2. For #1. Is it true that $\left\{ {i, - i} \right\} \subseteq R$?

For #2b. If $\left\{ {p,q} \right\} \subseteq S$ then because the mapping is onto we get $\left( {\exists r_p } \right)\left( {\exists r_q } \right)\left[ {f(r_p ) = p\,\& \,f(r_q ) = q} \right]$.
This means because R is commutative, $\left( {r_p * r_q } \right) = \left( {r_q * r_p } \right)$. Which means $p \cdot q = f\left( {r_p } \right) \cdot f\left( {r_q } \right) = f\left( {r_p * r_q } \right) = f\left( {r_q * r_p } \right) = f\left( {r_q } \right) \cdot f\left( {r_p } \right) = q \cdot p$

3. Originally Posted by Jason Bourne
2. Let R,S be rings and suppose $f:R \rightarrow S$ is a ring homomorphism. Suppose $im(f) = S$
(a) Show that if R has an identity element then S has an identity element.
Suppose that there exists an element $1$ such that $1x=x1=x$ for all $x\in R$. Then we claim that $f(1)$ is the identity element for $S$. We need to show $sf(1)=f(1)s=s$ for all $s\in S$. Since the function is onto it means $s=f(r)$. That means $sf(1) = f(r)f(1)=f(r1)=f(r)=s$ and similarly $f(1)s=s$.
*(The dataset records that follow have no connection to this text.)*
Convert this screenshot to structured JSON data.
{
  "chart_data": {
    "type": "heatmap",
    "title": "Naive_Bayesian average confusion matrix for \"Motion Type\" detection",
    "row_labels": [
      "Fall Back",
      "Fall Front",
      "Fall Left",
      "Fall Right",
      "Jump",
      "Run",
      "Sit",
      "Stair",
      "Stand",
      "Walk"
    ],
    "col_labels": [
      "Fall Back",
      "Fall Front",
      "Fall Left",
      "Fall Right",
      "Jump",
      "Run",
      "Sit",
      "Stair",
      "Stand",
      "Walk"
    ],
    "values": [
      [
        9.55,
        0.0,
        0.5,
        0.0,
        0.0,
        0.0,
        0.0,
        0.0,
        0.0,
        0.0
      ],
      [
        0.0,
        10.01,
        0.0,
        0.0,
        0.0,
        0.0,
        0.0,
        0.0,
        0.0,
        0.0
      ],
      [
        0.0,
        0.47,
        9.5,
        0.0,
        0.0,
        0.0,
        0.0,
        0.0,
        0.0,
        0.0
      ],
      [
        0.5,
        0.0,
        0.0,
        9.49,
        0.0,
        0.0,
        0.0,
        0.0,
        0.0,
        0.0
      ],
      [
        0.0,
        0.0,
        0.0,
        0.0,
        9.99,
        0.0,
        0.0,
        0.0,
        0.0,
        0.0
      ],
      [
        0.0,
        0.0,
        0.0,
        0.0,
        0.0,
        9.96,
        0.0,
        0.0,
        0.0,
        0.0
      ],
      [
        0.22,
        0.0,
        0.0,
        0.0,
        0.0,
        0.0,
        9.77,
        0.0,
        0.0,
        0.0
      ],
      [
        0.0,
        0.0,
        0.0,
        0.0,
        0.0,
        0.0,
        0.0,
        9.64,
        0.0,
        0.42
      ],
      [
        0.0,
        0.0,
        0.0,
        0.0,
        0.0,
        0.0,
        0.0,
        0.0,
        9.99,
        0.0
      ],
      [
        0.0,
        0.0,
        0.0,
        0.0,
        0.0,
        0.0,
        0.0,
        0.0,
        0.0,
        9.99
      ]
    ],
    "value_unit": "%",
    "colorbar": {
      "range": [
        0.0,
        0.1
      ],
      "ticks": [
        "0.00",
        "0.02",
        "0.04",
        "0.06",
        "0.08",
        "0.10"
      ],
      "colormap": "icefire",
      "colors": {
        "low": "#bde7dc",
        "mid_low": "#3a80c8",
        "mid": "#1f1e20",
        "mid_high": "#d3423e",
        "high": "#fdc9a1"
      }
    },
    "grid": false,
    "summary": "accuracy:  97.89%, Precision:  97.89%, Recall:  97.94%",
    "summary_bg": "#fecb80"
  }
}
(C) Is it true that if R is an integral domain then S is an integral domain? Justify your assertion.
No, it is not true. Let $R = \mathbb{Z}$ and $S = \mathbb{Z}_4$. For $x\in R$ let $f(x) = [x]_4$ to be the congruence class of $x$ mod 4. Then $f$ is a ring homomorphism and $\text{Im}(f) = S$ but $R$ is an integral domain and $S$ is not.